C’est à la réception du devis accepté, le 31 mai 2010, et demande de réalisation sous huit jours, que nous avons dû faire le point avec le client sur ces différents points, ce qui a failli aboutir à l’annulation de cette commande (voir divers échanges de fax).
Si vous aviez respecté les procédures en vigueur et vous en étiez préoccupés lors de l’élaboration du devis (en mars 2010), nous n’aurions pas connu ce problème, qui a nécessité l’intervention de quatre personnes pour le solutionner durant plusieurs heures.
— Devis pour Athos (79 819,33 euros et 37 118,03 euros), nous avons constaté que :
— aucune indication sur la réglementation appliquée
— aucune validation auprès du responsable financier (alors que la demande de validation est pour tout devis > 5000 €)
— lorsque nous avons relancé l’interlocuteur, il nous a appris que nous n’avions pas été retenus, au motif «devis trop élevé» : il y aurait dû avoir une négociation commerciale, ce service ne dépendant pas de celui que nous avons contractuellement. De plus il apparaît que le quantitatif ait été surestimé, d’où le surcoût constaté sur notre offre mais que nous n’avons pu contrôler, aucune trace de votre étude ayant été retrouvée à l’agence : qu’aurions-nous fait si le client nous avait consulté '
Gestion des dossiers multisites :
aucun respect des procédures en vigueur et des multiples notes de service et mails :
— LMS : nous avons été relancés par S. D le 3 juin 2010 suite à un courrier de réclamation du client :
— les rendez-vous prévus n’ont pas été respectés
— les prestations prévues n’ont pas été effectuées
Nous avons contacté les techniciens concernés qui nous ont indiqué n’avoir pas eu connaissance des dates que vous aviez portées sur le tableau que vous avez transmis à S. D, ni des dispositions à appliquer chez ce client, notamment en matière de formation : vous avez donné ordre de ne pas faire de formations, sur le site de WOIPPY au motif qu’elle aurait été faite l’année passée, or elle est à faire tous les ans.
— N O : JC HULEUX nous a transmis, le 23 juin 2010 une relance pour des travaux toujours non terminés sur les sites d’Etampes et Coignières (demandes initiales datant d’août 2009).
Pour ce dossier, nous avions déjà eu des problèmes sur des sites que vous deviez gérer.
— VALERE LINGERIE : JC HULEUX nous a transmis le 28/06/2010 une relance pour des livraisons et réalisations de plans toujours non terminés sur le site du Kremlin-Bicêtre (voir mail du 18 mars 2010 : demande urgente).
— SERNAM : aucune information sur le suivi commercial que vous deviez assurer, notamment pour l’organisation de formations sur tous leurs sites. Nous avions rendez-vous le 29 juin 2010 et nous n’avons pu répondre à notre interlocuteur sur ce point.
— PARIS CER SNCF : nous avons reçu une relance le 2 juillet 2010, aucune suite n’ayant été donnée au courrier recommandé du 23 avril 2010, concernant notamment la vérification non faite du matériel de certains sites : Paris XIIe, stand de tir et bibliothèque de Villeneuve-Saint-Georges.
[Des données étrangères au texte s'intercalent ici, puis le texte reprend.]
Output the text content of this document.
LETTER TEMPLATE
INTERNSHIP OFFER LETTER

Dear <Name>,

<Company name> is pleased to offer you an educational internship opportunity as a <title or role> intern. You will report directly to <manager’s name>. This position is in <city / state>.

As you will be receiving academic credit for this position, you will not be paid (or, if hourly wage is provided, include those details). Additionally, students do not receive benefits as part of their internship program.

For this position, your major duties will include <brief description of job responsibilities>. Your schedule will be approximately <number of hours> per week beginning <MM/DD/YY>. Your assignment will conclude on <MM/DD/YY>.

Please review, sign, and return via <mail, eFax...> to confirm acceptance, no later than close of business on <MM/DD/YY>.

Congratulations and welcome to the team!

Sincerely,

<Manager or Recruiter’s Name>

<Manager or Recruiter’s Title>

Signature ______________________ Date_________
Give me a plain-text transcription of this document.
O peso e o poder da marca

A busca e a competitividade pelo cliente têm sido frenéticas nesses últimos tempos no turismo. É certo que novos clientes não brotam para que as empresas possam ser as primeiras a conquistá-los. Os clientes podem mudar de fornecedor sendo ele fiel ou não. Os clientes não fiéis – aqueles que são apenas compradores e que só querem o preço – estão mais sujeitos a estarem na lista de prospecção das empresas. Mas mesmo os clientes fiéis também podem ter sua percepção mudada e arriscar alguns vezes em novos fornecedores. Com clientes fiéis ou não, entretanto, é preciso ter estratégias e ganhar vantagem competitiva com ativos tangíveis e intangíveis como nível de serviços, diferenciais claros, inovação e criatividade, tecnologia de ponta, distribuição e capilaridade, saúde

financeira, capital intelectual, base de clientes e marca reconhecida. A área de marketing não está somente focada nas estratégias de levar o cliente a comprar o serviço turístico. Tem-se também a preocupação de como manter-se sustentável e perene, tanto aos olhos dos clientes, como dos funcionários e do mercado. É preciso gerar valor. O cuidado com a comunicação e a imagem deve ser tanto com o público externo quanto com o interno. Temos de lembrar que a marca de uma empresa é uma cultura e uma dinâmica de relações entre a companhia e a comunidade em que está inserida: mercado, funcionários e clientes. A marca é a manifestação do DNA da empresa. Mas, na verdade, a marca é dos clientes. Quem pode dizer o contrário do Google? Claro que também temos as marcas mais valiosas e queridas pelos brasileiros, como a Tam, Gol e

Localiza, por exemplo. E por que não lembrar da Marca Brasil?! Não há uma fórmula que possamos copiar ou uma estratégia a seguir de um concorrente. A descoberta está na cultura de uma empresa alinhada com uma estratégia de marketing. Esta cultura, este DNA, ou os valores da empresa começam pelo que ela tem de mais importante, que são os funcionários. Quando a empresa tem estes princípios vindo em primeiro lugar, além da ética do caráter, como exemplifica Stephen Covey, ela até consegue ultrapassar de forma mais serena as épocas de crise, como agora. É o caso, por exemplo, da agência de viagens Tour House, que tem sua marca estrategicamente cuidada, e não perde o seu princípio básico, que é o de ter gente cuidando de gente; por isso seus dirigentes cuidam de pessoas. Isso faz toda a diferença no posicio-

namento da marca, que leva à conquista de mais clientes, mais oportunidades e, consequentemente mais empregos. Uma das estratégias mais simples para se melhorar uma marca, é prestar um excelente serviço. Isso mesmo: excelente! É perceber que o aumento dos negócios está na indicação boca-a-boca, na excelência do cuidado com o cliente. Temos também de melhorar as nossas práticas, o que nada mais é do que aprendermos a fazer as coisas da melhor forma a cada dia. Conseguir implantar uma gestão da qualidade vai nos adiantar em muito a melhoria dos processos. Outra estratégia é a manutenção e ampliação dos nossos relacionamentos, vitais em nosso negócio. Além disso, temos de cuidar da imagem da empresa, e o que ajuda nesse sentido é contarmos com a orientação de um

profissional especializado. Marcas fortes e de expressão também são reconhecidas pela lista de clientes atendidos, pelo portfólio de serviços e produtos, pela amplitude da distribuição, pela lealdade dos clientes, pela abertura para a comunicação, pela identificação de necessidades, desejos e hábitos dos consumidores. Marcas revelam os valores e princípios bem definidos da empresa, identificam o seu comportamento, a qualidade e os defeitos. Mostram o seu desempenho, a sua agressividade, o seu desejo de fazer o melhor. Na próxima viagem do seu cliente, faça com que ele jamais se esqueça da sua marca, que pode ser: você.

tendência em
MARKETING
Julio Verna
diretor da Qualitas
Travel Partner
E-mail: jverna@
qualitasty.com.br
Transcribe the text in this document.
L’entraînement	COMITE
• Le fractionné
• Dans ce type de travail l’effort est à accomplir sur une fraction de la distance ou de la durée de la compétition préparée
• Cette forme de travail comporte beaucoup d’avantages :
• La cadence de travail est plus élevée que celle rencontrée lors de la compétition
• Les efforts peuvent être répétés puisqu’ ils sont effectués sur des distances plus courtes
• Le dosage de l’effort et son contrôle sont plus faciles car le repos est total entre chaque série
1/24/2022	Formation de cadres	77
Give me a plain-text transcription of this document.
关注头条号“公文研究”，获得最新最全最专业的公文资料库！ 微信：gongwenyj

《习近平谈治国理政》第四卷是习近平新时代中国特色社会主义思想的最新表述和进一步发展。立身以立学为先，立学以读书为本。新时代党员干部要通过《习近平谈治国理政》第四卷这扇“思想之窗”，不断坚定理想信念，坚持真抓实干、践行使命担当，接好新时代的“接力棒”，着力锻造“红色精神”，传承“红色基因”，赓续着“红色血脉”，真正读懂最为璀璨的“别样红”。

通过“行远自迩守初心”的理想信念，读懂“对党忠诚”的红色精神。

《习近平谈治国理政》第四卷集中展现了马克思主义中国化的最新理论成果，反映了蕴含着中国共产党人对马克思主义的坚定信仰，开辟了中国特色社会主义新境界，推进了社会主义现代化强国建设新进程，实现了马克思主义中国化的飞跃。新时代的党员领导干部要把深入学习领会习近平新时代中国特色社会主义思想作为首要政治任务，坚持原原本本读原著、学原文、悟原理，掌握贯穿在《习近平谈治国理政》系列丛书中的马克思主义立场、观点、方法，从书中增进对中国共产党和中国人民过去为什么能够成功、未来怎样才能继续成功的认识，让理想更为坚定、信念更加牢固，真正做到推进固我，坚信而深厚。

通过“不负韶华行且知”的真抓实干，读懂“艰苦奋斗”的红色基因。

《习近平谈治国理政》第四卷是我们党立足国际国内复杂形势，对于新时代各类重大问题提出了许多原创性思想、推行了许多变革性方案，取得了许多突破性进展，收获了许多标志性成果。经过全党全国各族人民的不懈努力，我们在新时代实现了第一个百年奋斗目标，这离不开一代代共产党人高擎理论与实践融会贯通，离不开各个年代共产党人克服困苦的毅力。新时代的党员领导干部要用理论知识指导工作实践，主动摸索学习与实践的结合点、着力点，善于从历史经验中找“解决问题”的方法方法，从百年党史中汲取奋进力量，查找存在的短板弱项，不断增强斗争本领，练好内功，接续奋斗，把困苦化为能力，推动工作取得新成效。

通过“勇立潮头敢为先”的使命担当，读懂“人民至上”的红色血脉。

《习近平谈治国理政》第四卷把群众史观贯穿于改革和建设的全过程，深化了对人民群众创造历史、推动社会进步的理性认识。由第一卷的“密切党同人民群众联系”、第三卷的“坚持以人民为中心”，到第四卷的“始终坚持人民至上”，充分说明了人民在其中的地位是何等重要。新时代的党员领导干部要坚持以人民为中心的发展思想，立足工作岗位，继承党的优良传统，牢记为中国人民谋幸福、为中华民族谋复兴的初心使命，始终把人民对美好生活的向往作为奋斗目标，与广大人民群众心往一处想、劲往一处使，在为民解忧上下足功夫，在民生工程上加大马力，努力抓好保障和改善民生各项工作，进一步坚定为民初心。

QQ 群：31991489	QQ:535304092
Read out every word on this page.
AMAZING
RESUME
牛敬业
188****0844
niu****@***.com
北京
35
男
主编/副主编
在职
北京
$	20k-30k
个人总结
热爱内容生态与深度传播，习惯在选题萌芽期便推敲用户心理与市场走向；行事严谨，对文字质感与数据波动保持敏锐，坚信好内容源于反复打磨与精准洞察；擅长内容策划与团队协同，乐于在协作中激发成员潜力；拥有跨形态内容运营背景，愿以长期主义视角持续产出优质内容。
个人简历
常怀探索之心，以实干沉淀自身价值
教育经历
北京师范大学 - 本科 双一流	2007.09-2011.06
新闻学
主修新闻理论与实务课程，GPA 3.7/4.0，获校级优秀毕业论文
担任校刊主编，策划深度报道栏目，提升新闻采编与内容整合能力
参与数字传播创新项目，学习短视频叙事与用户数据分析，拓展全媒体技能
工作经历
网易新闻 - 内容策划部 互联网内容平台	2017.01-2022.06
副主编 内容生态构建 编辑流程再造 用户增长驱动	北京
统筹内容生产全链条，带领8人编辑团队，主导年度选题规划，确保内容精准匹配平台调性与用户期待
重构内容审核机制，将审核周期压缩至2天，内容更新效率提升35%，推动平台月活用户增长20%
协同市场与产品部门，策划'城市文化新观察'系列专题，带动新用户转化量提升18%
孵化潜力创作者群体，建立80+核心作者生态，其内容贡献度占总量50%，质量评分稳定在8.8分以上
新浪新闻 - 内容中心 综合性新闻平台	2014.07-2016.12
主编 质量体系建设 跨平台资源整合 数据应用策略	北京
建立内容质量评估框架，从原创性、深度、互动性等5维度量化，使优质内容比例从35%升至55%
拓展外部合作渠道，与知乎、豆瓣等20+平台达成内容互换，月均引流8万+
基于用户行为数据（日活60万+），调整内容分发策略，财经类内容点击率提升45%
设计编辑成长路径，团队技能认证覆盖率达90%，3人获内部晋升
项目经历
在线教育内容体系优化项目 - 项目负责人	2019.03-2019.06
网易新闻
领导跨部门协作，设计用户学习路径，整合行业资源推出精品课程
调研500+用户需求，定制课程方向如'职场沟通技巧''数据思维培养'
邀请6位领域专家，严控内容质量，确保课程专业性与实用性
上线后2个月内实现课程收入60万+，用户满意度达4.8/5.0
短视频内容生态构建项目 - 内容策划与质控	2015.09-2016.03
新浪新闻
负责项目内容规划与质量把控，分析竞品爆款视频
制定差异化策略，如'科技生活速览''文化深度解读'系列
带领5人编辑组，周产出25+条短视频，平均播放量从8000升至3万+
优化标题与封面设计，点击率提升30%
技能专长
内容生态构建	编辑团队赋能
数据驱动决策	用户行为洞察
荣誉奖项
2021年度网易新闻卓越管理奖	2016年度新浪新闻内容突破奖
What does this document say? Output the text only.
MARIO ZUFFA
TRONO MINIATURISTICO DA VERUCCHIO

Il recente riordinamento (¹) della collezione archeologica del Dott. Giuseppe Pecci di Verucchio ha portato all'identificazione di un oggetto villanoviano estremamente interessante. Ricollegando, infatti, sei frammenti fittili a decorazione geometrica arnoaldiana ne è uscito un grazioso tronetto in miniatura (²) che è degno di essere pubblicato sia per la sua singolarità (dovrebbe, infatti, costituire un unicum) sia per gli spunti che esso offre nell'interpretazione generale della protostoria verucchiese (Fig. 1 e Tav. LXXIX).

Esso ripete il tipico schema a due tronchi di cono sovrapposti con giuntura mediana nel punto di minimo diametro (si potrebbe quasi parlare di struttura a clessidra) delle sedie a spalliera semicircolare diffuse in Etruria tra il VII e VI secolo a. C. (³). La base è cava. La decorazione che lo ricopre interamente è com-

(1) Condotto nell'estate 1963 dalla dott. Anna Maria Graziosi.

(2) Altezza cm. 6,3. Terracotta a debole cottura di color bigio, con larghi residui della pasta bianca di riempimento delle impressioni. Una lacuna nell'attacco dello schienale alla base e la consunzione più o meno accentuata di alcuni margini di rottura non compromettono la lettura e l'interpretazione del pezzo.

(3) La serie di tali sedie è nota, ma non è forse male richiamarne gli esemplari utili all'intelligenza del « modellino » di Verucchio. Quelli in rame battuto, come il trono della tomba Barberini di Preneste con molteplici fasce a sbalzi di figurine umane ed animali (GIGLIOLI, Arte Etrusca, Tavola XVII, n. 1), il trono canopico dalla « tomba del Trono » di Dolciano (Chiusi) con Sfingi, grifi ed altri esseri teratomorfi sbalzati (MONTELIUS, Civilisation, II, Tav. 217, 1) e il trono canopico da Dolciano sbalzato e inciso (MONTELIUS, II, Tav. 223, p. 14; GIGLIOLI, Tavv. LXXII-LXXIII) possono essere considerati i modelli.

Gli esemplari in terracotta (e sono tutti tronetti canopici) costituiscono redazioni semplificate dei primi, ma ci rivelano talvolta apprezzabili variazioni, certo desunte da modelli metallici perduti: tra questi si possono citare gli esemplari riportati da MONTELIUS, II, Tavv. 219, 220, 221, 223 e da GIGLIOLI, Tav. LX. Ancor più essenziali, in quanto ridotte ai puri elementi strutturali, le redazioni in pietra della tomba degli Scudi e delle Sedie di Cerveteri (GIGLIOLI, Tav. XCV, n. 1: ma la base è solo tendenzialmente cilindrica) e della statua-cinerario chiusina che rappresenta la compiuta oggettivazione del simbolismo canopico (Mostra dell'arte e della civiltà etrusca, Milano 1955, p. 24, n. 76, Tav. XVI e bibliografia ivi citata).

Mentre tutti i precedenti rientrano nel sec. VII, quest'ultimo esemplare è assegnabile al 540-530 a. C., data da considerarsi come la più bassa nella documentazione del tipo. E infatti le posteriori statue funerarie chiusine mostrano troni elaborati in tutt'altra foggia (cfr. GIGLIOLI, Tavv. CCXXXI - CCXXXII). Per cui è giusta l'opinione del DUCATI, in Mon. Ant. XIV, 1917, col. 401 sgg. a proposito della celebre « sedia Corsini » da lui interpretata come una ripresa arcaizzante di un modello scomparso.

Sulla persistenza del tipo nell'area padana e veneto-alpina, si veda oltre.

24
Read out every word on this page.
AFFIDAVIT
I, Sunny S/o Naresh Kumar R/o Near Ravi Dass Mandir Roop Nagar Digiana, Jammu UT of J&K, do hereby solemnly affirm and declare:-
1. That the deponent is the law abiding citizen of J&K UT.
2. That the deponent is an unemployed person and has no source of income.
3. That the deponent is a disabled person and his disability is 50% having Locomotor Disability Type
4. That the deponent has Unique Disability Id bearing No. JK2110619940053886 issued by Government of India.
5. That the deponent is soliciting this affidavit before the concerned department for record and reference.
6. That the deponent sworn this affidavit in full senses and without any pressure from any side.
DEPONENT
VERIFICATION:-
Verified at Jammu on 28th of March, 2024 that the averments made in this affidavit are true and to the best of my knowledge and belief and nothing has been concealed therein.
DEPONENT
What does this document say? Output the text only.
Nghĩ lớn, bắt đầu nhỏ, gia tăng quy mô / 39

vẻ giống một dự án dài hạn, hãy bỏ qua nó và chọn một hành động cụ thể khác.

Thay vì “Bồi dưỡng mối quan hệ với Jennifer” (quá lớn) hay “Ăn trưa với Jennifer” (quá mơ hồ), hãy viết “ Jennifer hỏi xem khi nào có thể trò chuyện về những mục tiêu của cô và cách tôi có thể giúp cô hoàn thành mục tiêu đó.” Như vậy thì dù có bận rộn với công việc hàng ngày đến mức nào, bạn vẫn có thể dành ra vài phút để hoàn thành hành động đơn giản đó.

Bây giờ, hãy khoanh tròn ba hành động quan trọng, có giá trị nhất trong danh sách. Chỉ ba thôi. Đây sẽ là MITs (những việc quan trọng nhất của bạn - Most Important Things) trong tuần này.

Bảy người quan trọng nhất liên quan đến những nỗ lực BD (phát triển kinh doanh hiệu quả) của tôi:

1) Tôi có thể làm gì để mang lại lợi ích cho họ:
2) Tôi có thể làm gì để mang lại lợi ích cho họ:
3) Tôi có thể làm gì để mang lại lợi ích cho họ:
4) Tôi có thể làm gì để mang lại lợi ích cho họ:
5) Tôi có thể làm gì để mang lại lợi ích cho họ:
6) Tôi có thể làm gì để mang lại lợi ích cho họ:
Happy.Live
— Les compagnons du devoir (secteur Dijon) : relance reçue le 5 juillet 2009 : un RIA, commandé en octobre 2009 toujours non installé. L’installation été finalisée le 8 juillet 2010.
XXX
aucun respect des procédures en vigueur :
Suite à une relance d’un client( MR les Iliales ) sur votre portable, le 31 mai 2010, à qui vous aviez indiqué que son étude était prête depuis début mai, nous avons demandé de nous communiquer les éléments pour pouvoir lui répondre.
Il s’avère que vous avez réalisé cette étude durant votre maladie, en préconisant 140 % de matériel en plus alors que la surprotection est un motif grave de non-conformité, et que vous avez assisté aux stages sur l’application de la règle R4 de L’APSAD le 24 mai.
3°) fait complémentaire mise en évidence suite à ses dysfonctionnements :
XXX
aucun respect des procédures en vigueur + différentes notes, notamment celle du 16 octobre 2009. Dans le cadre de la reprise de vos activités de notre déplacement l’agence de Chambly, nous avons fait un point général sur le fonctionnement de l’agence IDF Nord Est et avons fait les constats suivants :
— malgré nos multiples demandes, vous ne procédez pas à l’analyse hebdomadaire des rapports avec les techniciens, ni aux tâches qui y sont liées : contrôle des véhicules, de la validité des permis de conduire, de leur bon approvisionnement en charges et pièces détachées ou matériel (procédure non appliquée).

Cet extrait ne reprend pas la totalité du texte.